Mentioned in the comments yesterday, Professor Jere Surber unwittingly provides a textbook example. Note the parochial conceit that an educated worldview can only be a more or less leftist one. Note too the professor’s casual dismissal of those who challenge his self-flattering expectations. It’s rather like when George Monbiot waved aside those who disagree with him as mere dullards struggling with racial phobias. In George’s mind, a non-leftist outlook “thrives on low intelligence” and “appeals to stupidity.” It’s “the critical pathway from low intelligence to racism.” While self-imagined super-intellectual leftists – people like George, in fact – are apparently “self-deprecating” and “too liberal for their own good.”

Charles C W Cooke on the not-so-latent fascism of Mr George Galloway: 

Britain now has a range of unbelievably capricious “hate speech” and “public order” laws that effectively give anyone who feels offended the power to shut down his critics. Such measures are sold with mawkish appeals to the protection of the weak.

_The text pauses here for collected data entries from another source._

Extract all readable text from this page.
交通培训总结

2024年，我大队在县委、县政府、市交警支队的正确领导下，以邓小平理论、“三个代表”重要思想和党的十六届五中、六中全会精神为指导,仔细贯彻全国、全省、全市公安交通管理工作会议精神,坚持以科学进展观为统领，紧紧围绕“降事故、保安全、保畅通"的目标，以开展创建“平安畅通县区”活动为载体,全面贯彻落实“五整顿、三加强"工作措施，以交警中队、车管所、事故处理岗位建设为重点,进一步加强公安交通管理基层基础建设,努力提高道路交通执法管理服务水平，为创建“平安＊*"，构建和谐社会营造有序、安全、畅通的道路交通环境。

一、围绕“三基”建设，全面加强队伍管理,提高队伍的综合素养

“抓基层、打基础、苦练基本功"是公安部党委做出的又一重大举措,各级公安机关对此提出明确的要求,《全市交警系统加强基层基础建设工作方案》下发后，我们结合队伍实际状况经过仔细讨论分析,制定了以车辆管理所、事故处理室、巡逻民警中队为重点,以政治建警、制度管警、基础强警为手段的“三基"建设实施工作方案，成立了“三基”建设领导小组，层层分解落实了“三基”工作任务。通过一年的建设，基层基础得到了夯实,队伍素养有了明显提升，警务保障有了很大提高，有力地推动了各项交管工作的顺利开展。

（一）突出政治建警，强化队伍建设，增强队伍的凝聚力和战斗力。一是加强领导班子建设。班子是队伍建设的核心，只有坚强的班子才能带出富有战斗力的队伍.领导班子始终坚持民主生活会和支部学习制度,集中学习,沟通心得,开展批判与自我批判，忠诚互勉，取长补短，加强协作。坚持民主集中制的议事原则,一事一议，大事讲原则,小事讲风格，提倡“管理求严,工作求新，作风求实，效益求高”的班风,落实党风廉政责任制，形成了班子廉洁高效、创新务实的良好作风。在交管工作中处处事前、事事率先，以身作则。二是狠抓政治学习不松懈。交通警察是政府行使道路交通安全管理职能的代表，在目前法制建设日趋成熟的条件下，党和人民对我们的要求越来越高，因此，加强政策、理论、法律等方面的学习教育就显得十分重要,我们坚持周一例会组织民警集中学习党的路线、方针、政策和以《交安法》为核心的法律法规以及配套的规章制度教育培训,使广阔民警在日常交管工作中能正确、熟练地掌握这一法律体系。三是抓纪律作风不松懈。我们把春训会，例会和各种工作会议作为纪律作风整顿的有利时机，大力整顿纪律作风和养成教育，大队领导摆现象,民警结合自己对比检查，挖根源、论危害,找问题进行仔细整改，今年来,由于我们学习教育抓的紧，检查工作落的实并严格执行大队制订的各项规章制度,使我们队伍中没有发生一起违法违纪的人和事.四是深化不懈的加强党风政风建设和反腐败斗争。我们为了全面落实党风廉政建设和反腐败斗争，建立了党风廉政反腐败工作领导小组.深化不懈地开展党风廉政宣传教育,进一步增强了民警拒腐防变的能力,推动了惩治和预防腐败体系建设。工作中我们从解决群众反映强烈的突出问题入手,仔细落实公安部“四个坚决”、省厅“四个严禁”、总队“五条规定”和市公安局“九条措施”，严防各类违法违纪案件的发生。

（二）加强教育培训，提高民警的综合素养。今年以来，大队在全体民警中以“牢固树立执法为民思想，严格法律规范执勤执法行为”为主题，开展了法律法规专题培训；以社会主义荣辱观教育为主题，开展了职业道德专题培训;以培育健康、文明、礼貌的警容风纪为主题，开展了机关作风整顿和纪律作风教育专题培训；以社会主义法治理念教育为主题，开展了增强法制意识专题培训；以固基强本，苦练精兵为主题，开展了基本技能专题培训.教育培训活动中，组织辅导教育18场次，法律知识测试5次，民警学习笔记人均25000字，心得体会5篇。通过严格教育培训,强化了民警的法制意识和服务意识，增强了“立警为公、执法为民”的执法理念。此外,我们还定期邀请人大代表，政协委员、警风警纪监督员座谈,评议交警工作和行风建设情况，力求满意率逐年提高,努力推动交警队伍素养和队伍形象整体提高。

But they are typically used by the strong and the rich and the well-connected.

Mr Galloway’s boldness is something to behold. 

And Katherine Timpf on things now deemed “unsafe” on campus: 

Last October, Arizona State University’s athletics department banned face paint — “whether the theme is black, maroon, gold or white” — because ASU is an “inclusive and forward-thinking university” and they must make sure that “everyone feels safe and accepted.” They did not explain whether or not any students had actually reported feeling threatened by the paint, and if so, how those students were handling their lives currently.

Also declared emotionally hazardous to young intellectuals: the words “freshmen” and “bullet,” and, obviously, petting-zoo camels.